- Interactive map of Presidente Juscelino
- Country: Brazil
- State: Minas Gerais
- Region: Southeast

Population (2022 Census)
- • Total: 3,465
- • Estimate (2025): 3,471
- Time zone: UTC−3 (BRT)

= Presidente Juscelino =

Municipality of Brazil

Location of Presidente Juscelino in the state of Minas Gerais

Presidente Juscelino is a Brazilian municipality located in the northeast of the state of Minas Gerais. Its population as of 2025 was 3,471 living in a total area of 695 km^{2}. The city belongs to the statistical mesoregion of Central Mineira and to the statistical microregion of Curvelo. It became a municipality in 1962.

Named after the former president of Brazil Juscelino Kubitschek, Presidente Juscelino is located at an elevation of 596 meters, 40 km. west of Curvelo on highway BR-259. The distance to the state capital, Belo Horizonte, is 216 km. Neighboring municipalities are: Corinto, Curvelo and Felixlândia.

The main economic activities are services, small industries, and agriculture. The production of charcoal from eucalyptus plantations is especially important. The GDP in 2005 was R$21 million, with 9 million from services, 4 million from small industries, and 7 million from agriculture. There were 286 rural producers on 35,000 hectares of land. Approximately 1000 persons were dependent on agriculture. The main crops were beans and corn. There were 23,000 head of cattle (2005). There were no banks (2007), only

34 farms had tractors (2006) and 218 automobiles (108 motorcycles), giving a ratio of 20 inhabitants per automobile.
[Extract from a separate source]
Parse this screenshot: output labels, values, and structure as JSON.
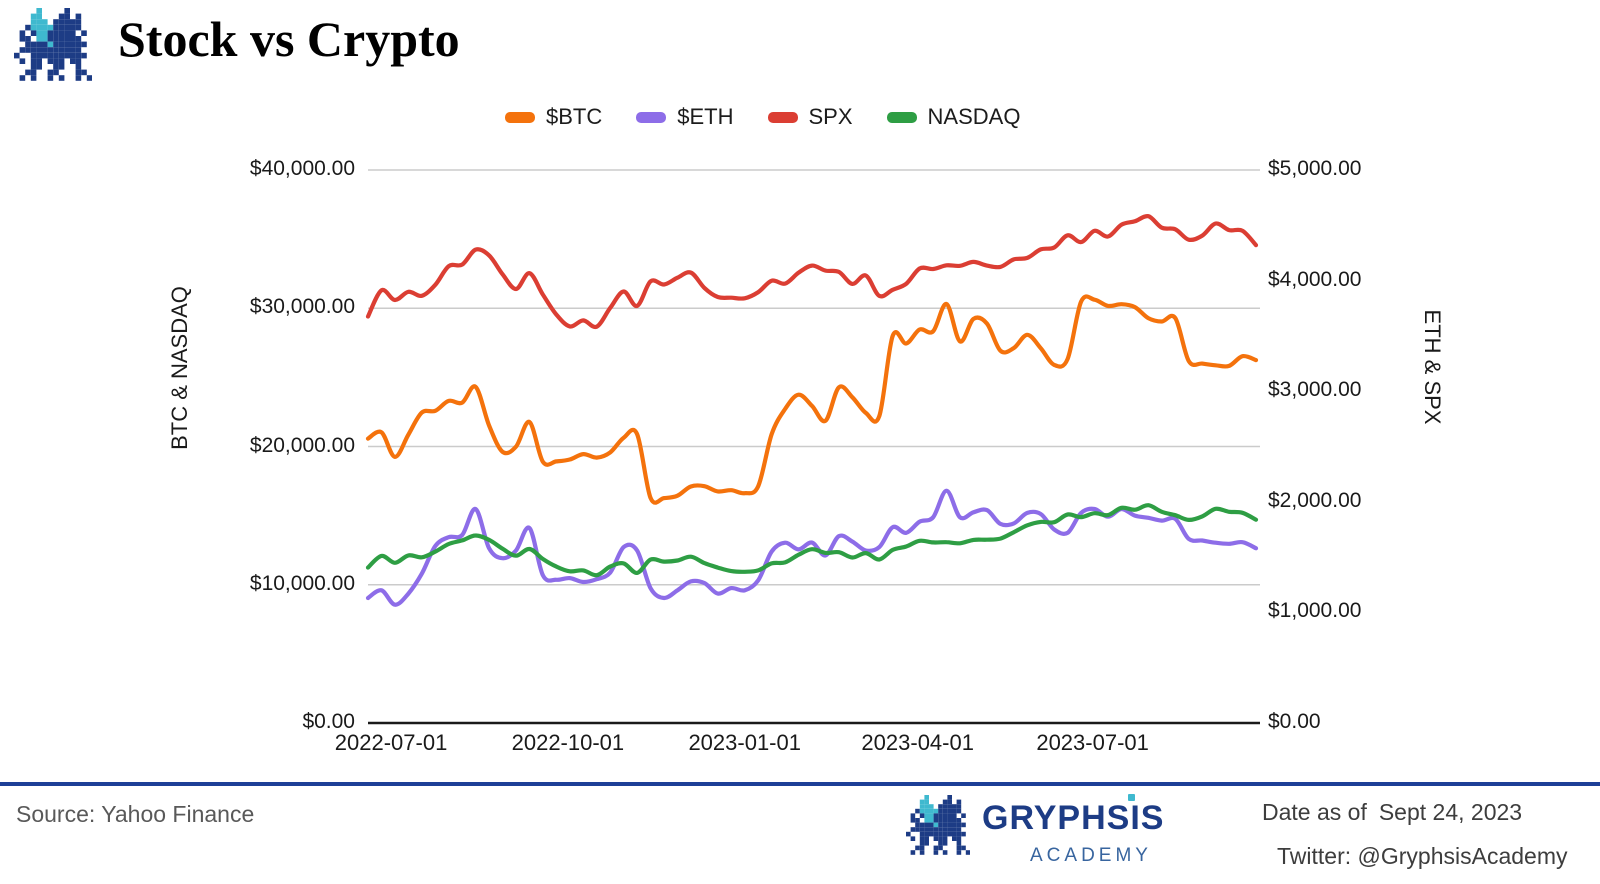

There is only one health clinic. Patients with more serious health conditions are transported to Curvelo. There are only five primary schools, one middle school, and two pre-primary schools.

- Municipal Human Development Index: 0.654 (2000)
- State ranking: 733 out of 853 municipalities as of 2000
- National ranking: 3,707 out of 5,138 municipalities as of 2000
- Literacy rate: 77%
- Life expectancy: 65 (average of males and females)
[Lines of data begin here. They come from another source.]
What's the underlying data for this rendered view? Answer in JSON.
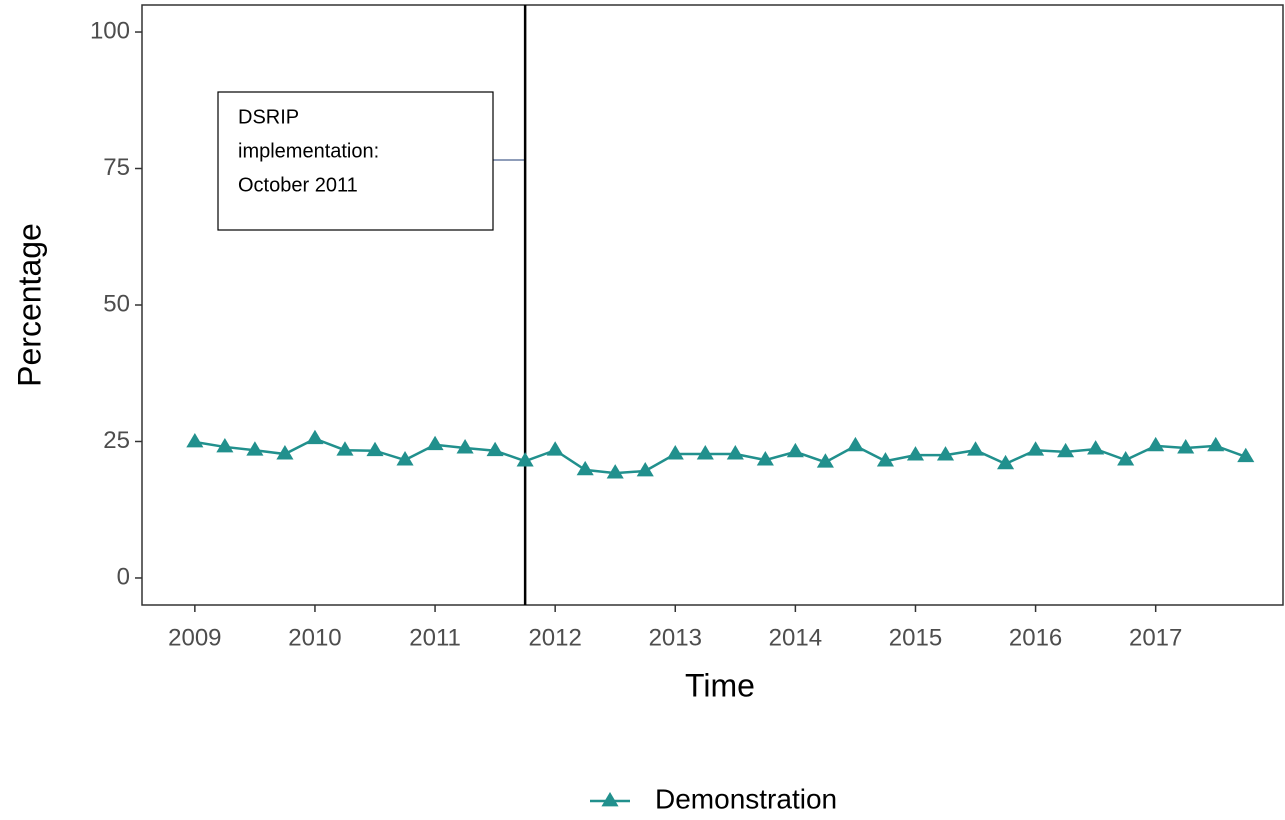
{
  "chart_data": {
    "type": "line",
    "x": [
      2009,
      2009.25,
      2009.5,
      2009.75,
      2010,
      2010.25,
      2010.5,
      2010.75,
      2011,
      2011.25,
      2011.5,
      2011.75,
      2012,
      2012.25,
      2012.5,
      2012.75,
      2013,
      2013.25,
      2013.5,
      2013.75,
      2014,
      2014.25,
      2014.5,
      2014.75,
      2015,
      2015.25,
      2015.5,
      2015.75,
      2016,
      2016.25,
      2016.5,
      2016.75,
      2017,
      2017.25,
      2017.5,
      2017.75
    ],
    "series": [
      {
        "name": "Demonstration",
        "color": "#21908d",
        "values": [
          24.9,
          24.0,
          23.4,
          22.7,
          25.5,
          23.4,
          23.3,
          21.6,
          24.4,
          23.8,
          23.3,
          21.4,
          23.4,
          19.8,
          19.2,
          19.6,
          22.7,
          22.7,
          22.7,
          21.6,
          23.1,
          21.2,
          24.2,
          21.4,
          22.5,
          22.5,
          23.4,
          20.9,
          23.4,
          23.1,
          23.6,
          21.6,
          24.2,
          23.8,
          24.2,
          22.2
        ]
      }
    ],
    "xlim": [
      2008.56,
      2018.06
    ],
    "xticks": [
      2009,
      2010,
      2011,
      2012,
      2013,
      2014,
      2015,
      2016,
      2017
    ],
    "ylim": [
      -4.95,
      104.95
    ],
    "yticks": [
      0,
      25,
      50,
      75,
      100
    ],
    "x_label": "Time",
    "y_label": "Percentage",
    "vline": 2011.75,
    "annotation": [
      "DSRIP",
      "implementation:",
      "October 2011"
    ],
    "legend": "bottom"
  }
}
In 2000, the per capita income of R$97.00 was well below the state and national averages of R$276.00 and R$297.00 respectively.

The highest-ranking municipality in Minas Gerais in 2000 was Poços de Caldas with 0.841, while the lowest was Setubinha with 0.568. Nationally the highest was São Caetano do Sul in São Paulo with 0.919, while the lowest was Setubinha. In more recent statistics (considering 5,507 municipalities) Manari in the state of Pernambuco has the lowest rating in the country—0,467—putting it in last place.